L'accès universel aux antirétroviraux en Afrique entraînerait une augmentation de la prévalence de l'infection par le VIH, selon des chercheurs britanniques

WASHINGTON, 14 mars (APM) - L'accès universel aux antirétroviraux dans les pays d'Afrique entraînerait une augmentation de la prévalence de l'infection par le VIH, selon un modèle mathématique présenté dans PLoS Medicine.

Rebecca Baggaley, de l'Imperial College de Londres, et ses collègues ont mis au point un modèle permettant de calculer la prévalence et le nombre d'infections par le VIH dans l'hypothèse -totalement improbable- que les antirétroviraux seraient accessibles à tout séropositif africain, et ce en fonction de plusieurs paramètres.

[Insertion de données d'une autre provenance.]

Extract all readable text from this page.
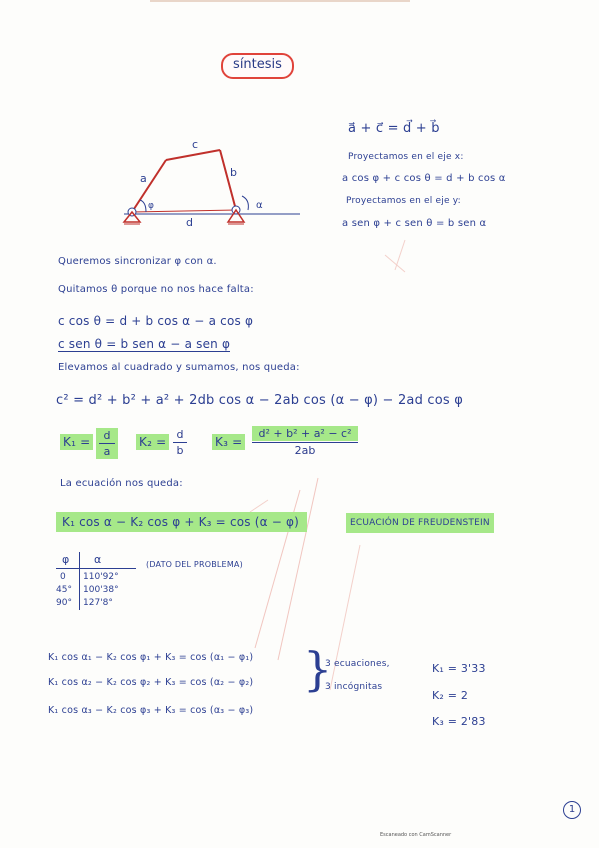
síntesis
a	b
c
d
φ	α
a⃗ + c⃗ = d⃗ + b⃗
Proyectamos en el eje x:
a cos φ + c cos θ = d + b cos α
Proyectamos en el eje y:
a sen φ + c sen θ = b sen α
Queremos sincronizar φ con α.
Quitamos θ porque no nos hace falta:
c cos θ = d + b cos α − a cos φ
c sen θ = b sen α − a sen φ
Elevamos al cuadrado y sumamos, nos queda:
c² = d² + b² + a² + 2db cos α − 2ab cos (α − φ) − 2ad cos φ
K₁ =	d
a
K₂ =
d
b
K₃ =
d² + b² + a² − c²
2ab
La ecuación nos queda:
K₁ cos α − K₂ cos φ + K₃ = cos (α − φ)	ECUACIÓN DE FREUDENSTEIN
φ α
0 110'92°
45° 100'38°
90° 127'8°
(DATO DEL PROBLEMA)
K₁ cos α₁ − K₂ cos φ₁ + K₃ = cos (α₁ − φ₁)
K₁ cos α₂ − K₂ cos φ₂ + K₃ = cos (α₂ − φ₂)
K₁ cos α₃ − K₂ cos φ₃ + K₃ = cos (α₃ − φ₃)
}
3 ecuaciones,
3 incógnitas
K₁ = 3'33
K₂ = 2
K₃ = 2'83
1
Escaneado con CamScanner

Les chercheurs ont ainsi pris en compte plusieurs possibilités, telles qu'une épidémie plus ou moins forte, un traitement restreint aux patients au stade sida ou administré plus largement, un accès universel acquis avant ou après le pic d'épidémie, mais également le comportement sexuel.

Or, selon leurs résultats, la prévalence et le nombre d'infections seraient plus élevés en cas d'accès universel que dans une situation où personne ne bénéficierait d'antirétroviraux, et ce quel que soit le cas de figure.

L'hypothèse la plus optimiste, selon laquelle toute personne VIH+ en plus du traitement serait informée sur les risques de transmission, mènerait elle-même à une légère augmentation de la prévalence et du nombre d'infections.

Les chercheurs ont ainsi suggéré que, la hausse de prévalence étant inévitable, il fallait minimiser cet effet en informant les patients de la nécessité d'un changement de comportement sexuel.

Ces résultats "suggèrent que la promotion de la sécurité des pratiques sexuelles est essentielle et doit [...] empêcher les désinhibitions (recrudescence des comportements à risque suite à une perception faussée de la protection des traitements contre la transmission virale), non seulement pour les patients VIH+, mais également pour tout individu", ont recommandé les chercheurs.

Selon des chiffres de juin 2005 de l'Organisation mondiale de la santé (OMS), seul 1 million de personnes VIH+ à travers le monde bénéficient d'un traitement antirétroviral alors que 6,5 millions en auraient besoin, rappelle-t-on.